En la capital de México se encuentra un edificio del siglo XVIII llamado Castillo de Chapultepec, situado en una de las maravillosas colinas de la ciudad. De gran historia para el país -protegería a soldados mexicanos frente a gringos durante el conflicto norteamericano-, fue construido por el que fuera virrey de la entonces Nueva España durante los años 1784 y 1786, Don Bernardo de Gálvez y Madrid (1746-1786). Este gran militar y administrador español nació en la población malagueña de Macharaviaya y perteneció a una familia importante e ilustre en la Historia de España. Contribuyó además a la gobernación del territorio de La Luisiana, entonces -1763- cedido a España por Francia; también a la inestimable ayuda a los rebeldes norteamericanos frente a la enemiga Inglaterra, y, por último, a la administración del más grande virreinato que jamás haya tenido país alguno.

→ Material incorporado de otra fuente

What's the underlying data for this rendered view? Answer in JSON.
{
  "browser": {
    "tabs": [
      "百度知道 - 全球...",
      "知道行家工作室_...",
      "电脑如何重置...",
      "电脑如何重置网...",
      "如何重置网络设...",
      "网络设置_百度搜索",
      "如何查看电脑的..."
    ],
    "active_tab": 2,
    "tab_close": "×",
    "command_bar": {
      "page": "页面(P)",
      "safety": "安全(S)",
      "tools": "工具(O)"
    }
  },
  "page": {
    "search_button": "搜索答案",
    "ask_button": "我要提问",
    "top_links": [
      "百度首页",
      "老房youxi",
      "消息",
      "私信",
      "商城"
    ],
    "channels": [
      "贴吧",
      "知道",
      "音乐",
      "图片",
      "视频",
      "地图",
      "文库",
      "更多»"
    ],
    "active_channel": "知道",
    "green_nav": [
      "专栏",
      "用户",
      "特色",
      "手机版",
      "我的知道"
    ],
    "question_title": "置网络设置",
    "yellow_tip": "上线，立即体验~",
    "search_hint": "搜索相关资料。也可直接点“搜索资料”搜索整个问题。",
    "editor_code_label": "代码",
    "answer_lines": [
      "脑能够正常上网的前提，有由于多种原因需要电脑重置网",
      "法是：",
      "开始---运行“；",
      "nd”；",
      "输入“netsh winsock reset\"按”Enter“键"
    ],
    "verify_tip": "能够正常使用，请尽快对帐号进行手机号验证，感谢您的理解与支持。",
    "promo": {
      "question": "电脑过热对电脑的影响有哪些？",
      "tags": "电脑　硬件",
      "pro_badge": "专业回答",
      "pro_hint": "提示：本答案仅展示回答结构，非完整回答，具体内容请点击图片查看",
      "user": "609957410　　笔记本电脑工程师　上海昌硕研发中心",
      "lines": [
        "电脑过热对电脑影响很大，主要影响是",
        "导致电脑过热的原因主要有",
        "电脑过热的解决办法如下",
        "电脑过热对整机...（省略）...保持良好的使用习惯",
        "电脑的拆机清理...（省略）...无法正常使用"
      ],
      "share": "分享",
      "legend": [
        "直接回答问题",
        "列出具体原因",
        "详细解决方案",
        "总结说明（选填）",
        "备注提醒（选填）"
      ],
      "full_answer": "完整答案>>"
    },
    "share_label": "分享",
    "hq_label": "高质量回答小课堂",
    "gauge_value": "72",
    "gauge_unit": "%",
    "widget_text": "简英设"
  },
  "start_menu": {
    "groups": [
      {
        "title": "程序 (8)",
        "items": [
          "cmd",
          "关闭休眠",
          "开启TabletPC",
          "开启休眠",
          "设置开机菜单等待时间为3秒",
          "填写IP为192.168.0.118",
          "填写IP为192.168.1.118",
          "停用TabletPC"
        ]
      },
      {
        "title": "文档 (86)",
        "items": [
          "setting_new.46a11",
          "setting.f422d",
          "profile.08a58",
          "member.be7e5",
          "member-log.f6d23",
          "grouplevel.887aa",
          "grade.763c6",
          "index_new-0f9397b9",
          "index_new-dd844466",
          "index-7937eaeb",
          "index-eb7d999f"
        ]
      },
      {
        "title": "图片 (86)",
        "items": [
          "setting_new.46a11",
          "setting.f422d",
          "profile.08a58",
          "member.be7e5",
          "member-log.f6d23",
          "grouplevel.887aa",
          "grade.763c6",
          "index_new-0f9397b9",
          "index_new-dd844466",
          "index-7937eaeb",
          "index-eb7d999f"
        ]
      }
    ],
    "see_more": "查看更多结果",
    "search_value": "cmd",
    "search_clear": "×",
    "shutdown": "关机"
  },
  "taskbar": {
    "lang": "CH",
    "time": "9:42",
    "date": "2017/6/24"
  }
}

Durante su período como Gobernador de Luisiana en 1781 se decidió a reconquistar La Florida (perdida años antes frente a Inglaterra). Esta arriesgada gesta la llevaría a cabo tan sólo con un barco, consiguiendo que esa importante península norteamericana retornase al imperio español. Cuando murió en el año 1786 en la Ciudad de Méjico fue enterrado en el templo de San Fernando, construido por los monjes franciscanos años antes. Esta iglesia sería llamada así en honor a un rey conquistador Castellano-Leonés, el rey Fernando III, que en el año 1248 lograra izar por fin el pendón real en lo alto de la torre Giralda sevillana.

(Pintura caligrafiada de Bernardo de Gálvez a caballo, Museo del Castillo de Chapultepec, Ciudad de México, México; Fotografías del Castillo de Chapultepec, Ciudad de México; Fotografías de la iglesia de San Fernando en México; Estatua erigida en homenaje al rey Fernando III en Sevilla, España.)